Mirror smooth and glinting invitingly in the winter sun.
I doubt it stretched 30 yards in its SW/NE cut across the slope of Letham school’s asphalt, but I can see it yet, the morning distraction for a primary loon counting down the minutes to 11 o’clock play-piece.
That bell which would herald the headlong rush out the main door and down the icy slide a schoolful of kids hoped would bear up against the first warming rays of the day.
We didn’t have to worry about our fun being spoiled by a liberal dose of salt because Jannie Jim – a big man, firm but fair and with hands like shovels – left our slide alone, knowing he’d be close at hand during break-time to pick up anyone who took a tumble.
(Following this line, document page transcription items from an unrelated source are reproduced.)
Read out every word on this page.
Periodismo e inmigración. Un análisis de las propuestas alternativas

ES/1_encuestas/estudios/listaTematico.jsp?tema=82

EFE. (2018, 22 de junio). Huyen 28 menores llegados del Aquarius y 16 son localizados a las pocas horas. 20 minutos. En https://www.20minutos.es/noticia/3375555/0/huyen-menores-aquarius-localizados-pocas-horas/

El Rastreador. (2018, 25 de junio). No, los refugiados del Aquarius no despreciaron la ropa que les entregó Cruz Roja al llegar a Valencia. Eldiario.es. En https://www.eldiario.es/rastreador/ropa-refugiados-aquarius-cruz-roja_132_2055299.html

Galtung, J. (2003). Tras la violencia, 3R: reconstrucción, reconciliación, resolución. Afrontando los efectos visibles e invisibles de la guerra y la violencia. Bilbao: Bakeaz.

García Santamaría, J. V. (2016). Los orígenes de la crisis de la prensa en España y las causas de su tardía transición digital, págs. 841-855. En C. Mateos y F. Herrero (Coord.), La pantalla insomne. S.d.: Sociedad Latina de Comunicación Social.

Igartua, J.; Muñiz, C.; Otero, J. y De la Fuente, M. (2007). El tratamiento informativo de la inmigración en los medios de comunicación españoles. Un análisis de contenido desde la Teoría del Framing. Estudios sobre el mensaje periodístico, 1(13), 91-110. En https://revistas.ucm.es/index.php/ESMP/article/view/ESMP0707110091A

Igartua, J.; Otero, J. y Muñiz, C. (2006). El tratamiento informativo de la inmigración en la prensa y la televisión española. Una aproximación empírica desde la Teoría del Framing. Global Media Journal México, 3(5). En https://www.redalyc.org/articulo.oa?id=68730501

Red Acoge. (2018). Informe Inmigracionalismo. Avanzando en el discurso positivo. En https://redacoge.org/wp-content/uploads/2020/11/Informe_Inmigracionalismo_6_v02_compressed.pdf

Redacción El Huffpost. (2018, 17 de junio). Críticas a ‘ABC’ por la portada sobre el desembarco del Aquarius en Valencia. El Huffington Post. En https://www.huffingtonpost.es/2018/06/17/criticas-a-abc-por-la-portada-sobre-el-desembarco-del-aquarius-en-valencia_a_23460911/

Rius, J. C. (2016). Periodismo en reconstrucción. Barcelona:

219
So it was rising mercury which was the only concern for the super-fast track in a different elf’n’safety era to that which would probably now see the entire playground barriered off for cotton-wool wrapped kids.
Perhaps that’s the way it should be, but there’s also a school of thought that you need to be able to take a knock or two on the travels along life’s path.
That journey might remain a little tricky for kids in communities such as the biggest village in Angus, as well as the likes of Friockheim, Edzell, Birkhill and Ferryden with the latest tinkering around the edges of the winter gritting policy for Angus towns and villages.
Stung by criticism over cost-cutting plans which would have shaved six-figures from the annual £2 million-plus bill to battle the elements, councillors went back into a huddle over how villages might be brought in from the cold after a previous decision which would have seen only town pavements covered by the authority’s mini-tractor fleet.
The upshot compromise is reduced cover for Forfar, Brechin, Monifieth and Montrose so the machines – and grit – can be spread a little wider into the smaller communities.
But perhaps surprisingly, in light of earlier concerns that village kids might be dicing with more danger than burgh counterparts on un-gritted pavements, no eyebrows were raised by the clear indication in the official report that villages probably won’t see a path snowplough until after the bell has gone for the start of the school day.
It seems the decision-makers and youngsters alike may still be venturing out on thin ice.